If I were approaching this from a cynical standpoint, I would suggest that the AP reporter could interview Firmage over a couple of beers and put the tab on her AP credit card, while an interview with a church spokesman wouldn’t get any more “adult” than pie at the Lion House. But that would be overly cynical of me.

Maybe news media find it difficult to get straight answers out of the church considering the recent Q&A from Fox News. Maybe the newsroom contains incredible spin, and is more political than straightforward. Maybe Grant Palmer can better understand the context because of his lifelong attachment to the church.

The associated press does not need to parrot whatever goes up on the newsroom. Sadly, the church thinks it can control news media discourse and that is reinforced when the membership cries when non-official sources are used.

tiredmormon -

Regardless of your characterization of what the Church would say, wouldn’t a responsible article at least try to go to the Church as a source?

The AP doesn’t need to “parrot” anyone, Church nor foe. Why then go overwhelmingly to the foes?

The Church does not try to control the media at all. The first AP stories ran as is in the Deseret News (click on the first link).

I’m fine with non-offical sources being used, even hostile sources. How about using _one_ official source?

I agree, every article should use at least one official source. But the question was why would the AP only used Palmer and Ed…and that was my best guess.

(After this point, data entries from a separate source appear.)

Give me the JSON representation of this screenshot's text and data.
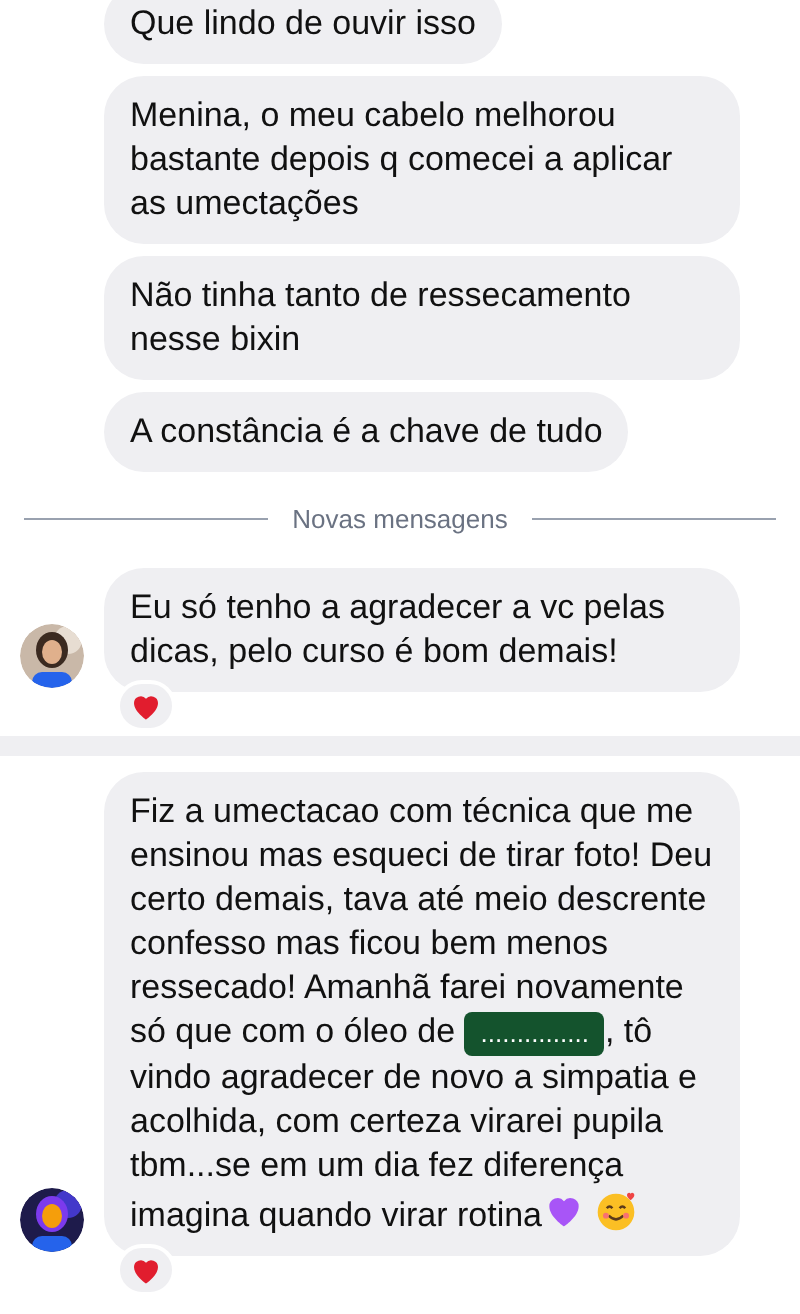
{
  "sections": [
    {
      "messages": [
        {
          "parts": [
            {
              "kind": "text",
              "text": "Que lindo de ouvir isso"
            }
          ],
          "avatar": false,
          "reacted": false
        },
        {
          "parts": [
            {
              "kind": "text",
              "text": "Menina, o meu cabelo melhorou bastante depois q comecei a aplicar as umectações"
            }
          ],
          "avatar": false,
          "reacted": false
        },
        {
          "parts": [
            {
              "kind": "text",
              "text": "Não tinha tanto de ressecamento nesse bixin"
            }
          ],
          "avatar": false,
          "reacted": false
        },
        {
          "parts": [
            {
              "kind": "text",
              "text": "A constância é a chave de tudo"
            }
          ],
          "avatar": false,
          "reacted": false
        },
        {
          "kind": "divider",
          "text": "Novas mensagens"
        },
        {
          "parts": [
            {
              "kind": "text",
              "text": "Eu só tenho a agradecer a vc pelas dicas, pelo curso é bom demais!"
            }
          ],
          "avatar": true,
          "reacted": true
        }
      ]
    },
    {
      "messages": [
        {
          "parts": [
            {
              "kind": "text",
              "text": "Fiz a umectacao com técnica que me ensinou mas esqueci de tirar foto! Deu certo demais, tava até meio descrente confesso mas ficou bem menos ressecado! Amanhã farei novamente só que com o óleo de "
            },
            {
              "kind": "redacted",
              "text": "..............."
            },
            {
              "kind": "text",
              "text": ", tô vindo agradecer de novo a simpatia e acolhida, com certeza virarei pupila tbm...se em um dia fez diferença imagina quando virar rotina"
            },
            {
              "kind": "heart"
            },
            {
              "kind": "smile"
            }
          ],
          "avatar": true,
          "reacted": true
        }
      ]
    }
  ]
}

Btw, what does “to the foes” mean? Are you saying that Palmer is a foe? Writing a pretty straightforward book with honest intentions and then begging not to be ex’d makes you foe?

Perhaps “foe” is too strong a word.

But Palmer’s “Insider’s View of Mormon Origins” isn’t exactly friendly.

A person who may not be a member of the church can still be knowledgable on church-related matters. I would rather have an informed non-member discussing church issues than a faithful members who knows all “milk” and no “meat”. The purpose of news reporting is not to proselyte or advocate a religion, it is to communicate facts objectively.

This is much ado about nothing.

I will take truth over friendly any day of the week.